The outlook for just about every fuel category was "not optimistic," said the official, who gave only her surname, Huang.

Reports said the shortages had spread to Shanghai and eastern China's Zhejiang province. Shanghai's city government and filling station employees denied the city was facing shortages.

The government has appealed to major fuel suppliers Sinopec and China National Petroleum Corp. to boost shipments into Guangdong.

"Sinopec is trying to transport oil from other parts of China to fulfill Guangdong's needs," said Huang. But she added, "It does not totally depend on us."

In another development, Sinopec is expected hold an emergency meeting in Guangzhou to discuss measures to adress the shortages, the Xinmin Evening Post said.

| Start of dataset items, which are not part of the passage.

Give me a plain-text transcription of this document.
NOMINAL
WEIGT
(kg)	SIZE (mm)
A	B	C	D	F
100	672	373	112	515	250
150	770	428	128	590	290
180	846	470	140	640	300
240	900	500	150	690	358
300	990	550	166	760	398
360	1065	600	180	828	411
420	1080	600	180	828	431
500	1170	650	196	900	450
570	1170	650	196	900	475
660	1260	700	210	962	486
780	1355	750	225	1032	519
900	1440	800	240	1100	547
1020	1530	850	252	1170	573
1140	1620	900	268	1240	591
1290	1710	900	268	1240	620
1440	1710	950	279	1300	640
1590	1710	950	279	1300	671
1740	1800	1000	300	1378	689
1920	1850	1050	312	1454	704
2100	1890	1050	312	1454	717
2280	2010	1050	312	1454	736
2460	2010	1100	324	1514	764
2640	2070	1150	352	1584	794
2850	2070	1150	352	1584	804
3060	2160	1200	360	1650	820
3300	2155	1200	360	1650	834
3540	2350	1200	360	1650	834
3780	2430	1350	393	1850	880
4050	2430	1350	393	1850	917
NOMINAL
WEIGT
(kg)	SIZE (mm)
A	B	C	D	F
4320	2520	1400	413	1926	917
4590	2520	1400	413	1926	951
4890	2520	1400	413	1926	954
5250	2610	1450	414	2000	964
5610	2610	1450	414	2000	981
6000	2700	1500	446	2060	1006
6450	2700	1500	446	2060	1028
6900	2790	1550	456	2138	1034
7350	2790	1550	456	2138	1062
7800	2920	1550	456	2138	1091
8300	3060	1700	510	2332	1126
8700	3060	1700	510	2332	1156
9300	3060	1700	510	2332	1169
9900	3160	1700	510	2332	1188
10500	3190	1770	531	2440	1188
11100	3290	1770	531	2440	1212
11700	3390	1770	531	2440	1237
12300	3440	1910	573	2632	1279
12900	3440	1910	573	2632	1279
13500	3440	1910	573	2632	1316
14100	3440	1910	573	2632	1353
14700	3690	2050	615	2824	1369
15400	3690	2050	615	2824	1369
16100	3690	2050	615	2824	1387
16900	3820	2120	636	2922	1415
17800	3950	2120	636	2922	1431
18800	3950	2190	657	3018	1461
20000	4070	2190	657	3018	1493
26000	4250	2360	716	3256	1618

Sources from Sinopec attributed the shortages in Guangdong to traffic disruptions caused by Typhoon Matsa and heavy rainfalls in Northeast China, according to the report. The oil storage in Northeast China is sufficient to resolve the shortages in Guangdong and once the railway and road traffic resumed, the shortages in the Pear River delta will be greatly eased, the sources said.

The shortages have prompted calls for changes in controls that fix gas and diesel prices at levels lagging well behind changes in international crude oil prices.

Pump prices in China rose an average of 20 percent year-on-year in the first five months of the year, while international crude oil prices surged 30 percent during the same time. Crude oil prices were hovering above $66 a barrel Tuesday, about 46 percent above the level a year ago.

With those higher costs eating into profits, domestic refiners reported net losses totalling 4.19 billion yuan ($517 million) in the first six months of this year, down from a net profit of 16.4 billion yuan ($2 billion) a year earlier.

Instead of meeting rising demand at home, refineries have instead boosted exports to markets overseas, where they can charge higher prices.